# Woody at 12 Weeks



## PurpleAnonymous (Oct 10, 2011)

Had an impromptu photoshoot with Woody this morning, when I realized how fast he's growing up! I got him a hoodie that covered his entire body just 2 weeks ago that he's fast outgrowing.

It is definitely a challenge to take photos of an excited and curious pup. Bribing with treats helped.


----------



## DONNA (Jan 7, 2011)

wow amazing photos,loving Woody dx


----------



## picsbylee (Dec 17, 2011)

Those are awesome pics. My Chloe Is 12 weeks today and trying to get good pics is a two person effort!


----------



## Jedicrazy (Apr 26, 2011)

What a handsome boy he is, looking good Woody!


----------



## Soo (Dec 16, 2011)

Gorgeous pics, he is a handsome boy!


----------



## Dee123 (Aug 20, 2011)

Very handsome Woody and nice pictures.
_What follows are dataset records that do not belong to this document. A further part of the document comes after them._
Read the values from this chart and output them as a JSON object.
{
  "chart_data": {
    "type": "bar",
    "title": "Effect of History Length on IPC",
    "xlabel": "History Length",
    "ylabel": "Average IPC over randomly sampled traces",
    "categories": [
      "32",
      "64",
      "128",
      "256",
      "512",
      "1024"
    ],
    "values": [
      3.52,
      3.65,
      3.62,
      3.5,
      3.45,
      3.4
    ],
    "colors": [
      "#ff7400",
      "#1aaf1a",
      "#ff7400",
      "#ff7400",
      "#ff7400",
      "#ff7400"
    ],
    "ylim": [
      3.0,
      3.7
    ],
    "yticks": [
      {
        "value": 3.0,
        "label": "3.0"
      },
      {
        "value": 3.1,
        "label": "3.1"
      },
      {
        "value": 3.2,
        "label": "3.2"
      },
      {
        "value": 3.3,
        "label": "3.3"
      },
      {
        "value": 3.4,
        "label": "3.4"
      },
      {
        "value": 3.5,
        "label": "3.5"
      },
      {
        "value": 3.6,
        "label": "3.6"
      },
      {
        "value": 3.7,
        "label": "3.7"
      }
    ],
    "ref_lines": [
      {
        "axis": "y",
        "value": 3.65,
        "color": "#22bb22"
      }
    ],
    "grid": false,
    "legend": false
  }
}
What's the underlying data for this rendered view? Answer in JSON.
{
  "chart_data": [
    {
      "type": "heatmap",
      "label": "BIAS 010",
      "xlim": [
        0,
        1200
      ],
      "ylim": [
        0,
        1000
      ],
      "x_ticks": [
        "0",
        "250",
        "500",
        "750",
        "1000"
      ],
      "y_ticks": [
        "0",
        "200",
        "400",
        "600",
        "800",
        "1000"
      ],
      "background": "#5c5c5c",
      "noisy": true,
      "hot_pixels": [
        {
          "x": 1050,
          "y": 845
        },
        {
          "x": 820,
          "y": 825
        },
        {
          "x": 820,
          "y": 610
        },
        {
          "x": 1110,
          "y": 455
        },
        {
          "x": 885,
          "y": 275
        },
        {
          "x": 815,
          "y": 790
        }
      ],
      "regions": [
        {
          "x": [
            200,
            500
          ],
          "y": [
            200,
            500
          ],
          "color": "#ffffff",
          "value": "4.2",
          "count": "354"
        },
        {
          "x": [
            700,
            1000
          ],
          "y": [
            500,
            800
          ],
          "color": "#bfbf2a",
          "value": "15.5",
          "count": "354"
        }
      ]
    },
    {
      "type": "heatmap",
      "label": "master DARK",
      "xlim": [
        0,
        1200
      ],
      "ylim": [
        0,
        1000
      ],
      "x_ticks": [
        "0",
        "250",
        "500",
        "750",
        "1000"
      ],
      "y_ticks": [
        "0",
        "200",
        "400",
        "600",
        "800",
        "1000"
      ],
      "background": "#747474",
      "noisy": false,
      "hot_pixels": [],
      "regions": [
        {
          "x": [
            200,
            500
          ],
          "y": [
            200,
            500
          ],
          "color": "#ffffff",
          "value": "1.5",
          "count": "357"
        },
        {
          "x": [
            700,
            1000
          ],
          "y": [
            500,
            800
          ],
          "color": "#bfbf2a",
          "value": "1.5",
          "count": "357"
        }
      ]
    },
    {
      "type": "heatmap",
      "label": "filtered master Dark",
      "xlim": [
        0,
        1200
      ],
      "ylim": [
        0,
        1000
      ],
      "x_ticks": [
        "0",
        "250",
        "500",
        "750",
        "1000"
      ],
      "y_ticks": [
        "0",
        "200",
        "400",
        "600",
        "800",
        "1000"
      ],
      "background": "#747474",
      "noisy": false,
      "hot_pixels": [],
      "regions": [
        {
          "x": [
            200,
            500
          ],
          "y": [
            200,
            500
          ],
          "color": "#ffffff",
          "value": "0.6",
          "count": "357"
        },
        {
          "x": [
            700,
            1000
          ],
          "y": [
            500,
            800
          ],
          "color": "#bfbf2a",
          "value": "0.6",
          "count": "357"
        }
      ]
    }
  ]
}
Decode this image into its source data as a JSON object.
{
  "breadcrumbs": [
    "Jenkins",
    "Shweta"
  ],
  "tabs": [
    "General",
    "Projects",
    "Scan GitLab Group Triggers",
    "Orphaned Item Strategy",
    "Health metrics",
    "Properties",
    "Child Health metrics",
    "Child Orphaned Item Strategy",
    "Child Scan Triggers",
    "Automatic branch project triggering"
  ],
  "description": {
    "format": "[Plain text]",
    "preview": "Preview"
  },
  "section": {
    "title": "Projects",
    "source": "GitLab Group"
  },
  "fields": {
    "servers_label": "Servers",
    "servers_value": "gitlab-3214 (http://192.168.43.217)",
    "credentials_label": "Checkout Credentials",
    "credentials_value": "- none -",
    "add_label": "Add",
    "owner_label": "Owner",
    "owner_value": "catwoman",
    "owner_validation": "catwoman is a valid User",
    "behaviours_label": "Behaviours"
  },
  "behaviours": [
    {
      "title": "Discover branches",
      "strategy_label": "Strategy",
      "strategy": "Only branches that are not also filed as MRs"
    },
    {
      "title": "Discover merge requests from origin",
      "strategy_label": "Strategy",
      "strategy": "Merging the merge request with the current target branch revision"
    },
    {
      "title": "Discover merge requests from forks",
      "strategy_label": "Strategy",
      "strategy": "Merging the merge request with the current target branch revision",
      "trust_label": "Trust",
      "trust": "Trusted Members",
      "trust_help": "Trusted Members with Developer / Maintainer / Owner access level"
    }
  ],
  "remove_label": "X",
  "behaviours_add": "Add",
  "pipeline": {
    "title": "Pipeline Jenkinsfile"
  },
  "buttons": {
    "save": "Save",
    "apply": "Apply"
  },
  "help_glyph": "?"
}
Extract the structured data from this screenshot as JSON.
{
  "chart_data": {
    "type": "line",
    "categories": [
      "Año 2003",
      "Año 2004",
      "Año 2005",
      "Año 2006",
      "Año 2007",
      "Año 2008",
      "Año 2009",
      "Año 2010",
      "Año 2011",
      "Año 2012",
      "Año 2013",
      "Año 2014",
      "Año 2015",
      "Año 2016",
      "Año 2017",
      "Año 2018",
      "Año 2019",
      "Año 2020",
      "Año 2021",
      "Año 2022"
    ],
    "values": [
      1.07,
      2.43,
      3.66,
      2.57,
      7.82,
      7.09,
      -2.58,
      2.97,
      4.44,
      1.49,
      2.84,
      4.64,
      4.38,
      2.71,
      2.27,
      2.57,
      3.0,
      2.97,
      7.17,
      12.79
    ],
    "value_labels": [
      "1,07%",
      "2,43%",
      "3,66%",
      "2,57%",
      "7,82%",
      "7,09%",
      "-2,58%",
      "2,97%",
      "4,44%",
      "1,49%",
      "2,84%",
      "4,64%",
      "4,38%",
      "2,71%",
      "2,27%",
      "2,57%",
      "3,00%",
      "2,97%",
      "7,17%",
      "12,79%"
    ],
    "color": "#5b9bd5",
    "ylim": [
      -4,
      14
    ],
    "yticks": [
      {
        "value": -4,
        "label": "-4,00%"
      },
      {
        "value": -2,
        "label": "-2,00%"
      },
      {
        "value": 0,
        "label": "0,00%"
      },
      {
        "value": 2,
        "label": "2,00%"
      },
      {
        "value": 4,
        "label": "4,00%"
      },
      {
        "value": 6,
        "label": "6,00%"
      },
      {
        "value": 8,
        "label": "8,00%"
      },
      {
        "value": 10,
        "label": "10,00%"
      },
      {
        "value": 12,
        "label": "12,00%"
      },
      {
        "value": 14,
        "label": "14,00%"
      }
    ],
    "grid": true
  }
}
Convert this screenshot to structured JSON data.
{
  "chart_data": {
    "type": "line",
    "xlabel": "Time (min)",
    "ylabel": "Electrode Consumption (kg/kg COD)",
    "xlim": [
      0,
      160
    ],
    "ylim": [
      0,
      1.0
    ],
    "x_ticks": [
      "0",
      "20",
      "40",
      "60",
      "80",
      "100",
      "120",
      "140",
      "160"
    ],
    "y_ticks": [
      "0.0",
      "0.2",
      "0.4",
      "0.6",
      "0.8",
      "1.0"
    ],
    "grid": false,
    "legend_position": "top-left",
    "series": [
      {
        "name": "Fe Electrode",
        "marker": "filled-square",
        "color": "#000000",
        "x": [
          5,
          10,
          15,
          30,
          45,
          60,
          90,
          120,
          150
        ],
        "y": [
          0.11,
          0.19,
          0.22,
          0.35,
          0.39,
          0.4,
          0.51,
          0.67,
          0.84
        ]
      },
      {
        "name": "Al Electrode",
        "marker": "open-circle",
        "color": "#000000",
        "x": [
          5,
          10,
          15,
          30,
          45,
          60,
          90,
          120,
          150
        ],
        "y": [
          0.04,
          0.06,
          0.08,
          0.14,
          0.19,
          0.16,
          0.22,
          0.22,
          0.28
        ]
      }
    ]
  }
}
He's really good at staying for the camera..


----------



## Scarlett (Dec 15, 2011)

Nice pictures! He is so cute! I love the little sweater - too bad he is growing out of it so quickly!


----------



## Cockapoodledoo (Feb 8, 2011)

Cute or what?!!

Karen xx


----------



## Janev1000 (Oct 4, 2011)

He is truly scrumptious!


----------



## Guest (Dec 27, 2011)

So scrummy & gorgeous!


----------



## Laura(L)Izzie (Sep 9, 2011)

He is gorgeous! What a beatiful puppy he is  x


----------